# Craftsman 16 inch Scroll Saw Review



## jerrells

I do not have any experience with that saw. However for my first scrollsaw I purchased a simular one, Poter Cable. I kept that one for about a year and a half. It worked fine and I have no real problems. I did upgrade to a DeWalt for the type of work I try to do. Accept the tool for what it is and use it for everything you can find. The are great for cuts that other tools can not make. I now have an old General Machine (I think) on my bench top that my neighbor gave me. Works great for a quick cut off or just one or two cuts.

Happy Scrollin'


----------



## NormG

I bought one (Delta) in 2005, it is on the stand and still has the plastic wrap on it. I had a back injury right after I purchased it and never got around to using it for what I had made the purchase for I will get around to using it someday


----------



## DocSavage45

Just purchased this saw on sale.

Looked at Porter cable which I love their tools but I didn't like the table. This little saw has all the bells and whistles but there are short comings.
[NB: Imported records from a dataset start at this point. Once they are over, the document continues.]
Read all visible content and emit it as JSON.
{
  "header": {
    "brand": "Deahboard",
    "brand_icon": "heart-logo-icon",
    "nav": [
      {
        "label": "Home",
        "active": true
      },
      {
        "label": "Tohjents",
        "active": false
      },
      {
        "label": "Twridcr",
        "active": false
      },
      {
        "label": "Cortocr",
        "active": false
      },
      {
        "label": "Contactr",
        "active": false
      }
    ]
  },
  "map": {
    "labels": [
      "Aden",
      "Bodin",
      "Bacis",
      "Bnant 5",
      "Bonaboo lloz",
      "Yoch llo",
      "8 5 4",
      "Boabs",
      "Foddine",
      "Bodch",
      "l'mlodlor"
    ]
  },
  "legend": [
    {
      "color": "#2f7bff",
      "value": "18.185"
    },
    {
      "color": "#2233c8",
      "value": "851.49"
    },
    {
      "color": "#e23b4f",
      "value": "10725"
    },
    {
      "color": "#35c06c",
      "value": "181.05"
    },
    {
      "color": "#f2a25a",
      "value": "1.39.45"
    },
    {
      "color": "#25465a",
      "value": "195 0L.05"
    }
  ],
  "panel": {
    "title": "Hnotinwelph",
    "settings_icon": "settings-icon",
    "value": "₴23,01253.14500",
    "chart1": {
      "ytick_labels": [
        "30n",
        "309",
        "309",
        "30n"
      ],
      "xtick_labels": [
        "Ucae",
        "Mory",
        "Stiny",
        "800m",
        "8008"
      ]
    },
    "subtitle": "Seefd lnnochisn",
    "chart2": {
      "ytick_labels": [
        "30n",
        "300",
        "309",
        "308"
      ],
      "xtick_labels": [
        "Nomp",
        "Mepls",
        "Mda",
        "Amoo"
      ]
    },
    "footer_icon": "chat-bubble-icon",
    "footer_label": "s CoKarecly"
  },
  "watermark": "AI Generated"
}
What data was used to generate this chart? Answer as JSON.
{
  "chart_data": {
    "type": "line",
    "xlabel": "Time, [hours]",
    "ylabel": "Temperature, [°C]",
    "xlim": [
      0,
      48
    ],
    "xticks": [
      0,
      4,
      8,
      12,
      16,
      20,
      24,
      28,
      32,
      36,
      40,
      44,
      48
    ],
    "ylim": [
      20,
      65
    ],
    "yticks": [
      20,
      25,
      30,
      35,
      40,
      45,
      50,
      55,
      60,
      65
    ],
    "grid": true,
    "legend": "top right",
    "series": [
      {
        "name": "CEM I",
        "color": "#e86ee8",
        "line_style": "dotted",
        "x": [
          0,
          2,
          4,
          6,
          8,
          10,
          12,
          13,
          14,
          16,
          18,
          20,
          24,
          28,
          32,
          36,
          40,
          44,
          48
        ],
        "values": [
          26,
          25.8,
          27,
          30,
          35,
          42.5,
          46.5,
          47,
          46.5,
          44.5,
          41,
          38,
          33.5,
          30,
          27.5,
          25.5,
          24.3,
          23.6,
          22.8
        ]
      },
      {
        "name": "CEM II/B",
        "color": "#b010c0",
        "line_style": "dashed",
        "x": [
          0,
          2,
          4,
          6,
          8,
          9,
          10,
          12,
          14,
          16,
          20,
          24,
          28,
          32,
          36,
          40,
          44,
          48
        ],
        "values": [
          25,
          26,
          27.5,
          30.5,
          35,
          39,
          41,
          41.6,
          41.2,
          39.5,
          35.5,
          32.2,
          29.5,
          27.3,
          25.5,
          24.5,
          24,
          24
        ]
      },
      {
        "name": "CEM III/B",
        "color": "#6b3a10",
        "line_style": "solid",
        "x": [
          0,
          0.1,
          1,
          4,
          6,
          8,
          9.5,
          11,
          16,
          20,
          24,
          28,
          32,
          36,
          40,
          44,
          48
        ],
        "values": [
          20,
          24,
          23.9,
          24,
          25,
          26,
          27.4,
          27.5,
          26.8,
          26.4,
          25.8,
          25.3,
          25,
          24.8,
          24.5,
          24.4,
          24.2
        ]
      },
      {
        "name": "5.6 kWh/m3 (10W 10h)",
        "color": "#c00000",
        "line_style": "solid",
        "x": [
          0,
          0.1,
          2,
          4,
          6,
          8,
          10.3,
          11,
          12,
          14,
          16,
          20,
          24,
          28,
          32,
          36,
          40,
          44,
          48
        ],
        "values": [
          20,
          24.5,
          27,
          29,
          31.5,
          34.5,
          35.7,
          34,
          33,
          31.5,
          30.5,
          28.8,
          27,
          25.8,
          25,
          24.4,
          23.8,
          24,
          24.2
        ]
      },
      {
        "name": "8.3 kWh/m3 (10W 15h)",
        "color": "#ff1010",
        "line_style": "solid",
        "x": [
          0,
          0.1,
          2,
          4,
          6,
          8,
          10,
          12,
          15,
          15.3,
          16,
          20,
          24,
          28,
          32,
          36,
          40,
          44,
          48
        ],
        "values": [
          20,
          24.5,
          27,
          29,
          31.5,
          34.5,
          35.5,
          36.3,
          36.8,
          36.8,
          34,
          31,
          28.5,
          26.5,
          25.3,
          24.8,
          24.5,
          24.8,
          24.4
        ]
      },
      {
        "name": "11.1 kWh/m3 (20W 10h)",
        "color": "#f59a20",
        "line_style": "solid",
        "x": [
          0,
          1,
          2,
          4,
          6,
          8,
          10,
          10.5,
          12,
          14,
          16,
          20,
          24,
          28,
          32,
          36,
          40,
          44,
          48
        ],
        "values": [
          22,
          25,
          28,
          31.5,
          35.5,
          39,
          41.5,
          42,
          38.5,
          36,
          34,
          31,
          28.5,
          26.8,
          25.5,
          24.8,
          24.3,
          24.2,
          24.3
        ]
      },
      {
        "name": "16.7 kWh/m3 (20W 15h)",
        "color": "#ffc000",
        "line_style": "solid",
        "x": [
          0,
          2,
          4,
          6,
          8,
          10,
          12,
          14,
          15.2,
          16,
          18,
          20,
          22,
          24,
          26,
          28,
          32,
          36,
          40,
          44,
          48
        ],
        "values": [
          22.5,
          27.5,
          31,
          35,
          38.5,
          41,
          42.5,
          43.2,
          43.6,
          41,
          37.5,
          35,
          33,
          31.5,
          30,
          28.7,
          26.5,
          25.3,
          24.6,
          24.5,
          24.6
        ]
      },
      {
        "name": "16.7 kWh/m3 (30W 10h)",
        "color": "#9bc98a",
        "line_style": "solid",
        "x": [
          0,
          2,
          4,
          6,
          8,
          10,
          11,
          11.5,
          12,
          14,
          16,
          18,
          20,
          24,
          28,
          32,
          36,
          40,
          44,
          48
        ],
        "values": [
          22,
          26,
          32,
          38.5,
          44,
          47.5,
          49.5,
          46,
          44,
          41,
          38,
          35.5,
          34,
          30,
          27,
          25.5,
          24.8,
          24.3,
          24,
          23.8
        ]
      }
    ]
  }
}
The saw is cast Iron in the places where needed. the table finish is rough, but usable. It is cast iron as well. The heaviness of this little saw appears to reduce vibration.

I have recently rehabbed an old Delta 18 inch40-650 C arm saw. Had to wait months for the parts. Probably should have purchased the craftsman 6 months ago. I'd be farther along in my cutting skills. I've added a dead man switch for efficiency and I had a flex arm desk lamp that adds additional lighting.

I am also using it to compare with my rehabbed Delta and figure out my cutting skills. Now there's a problem I can't repair. LOL!


----------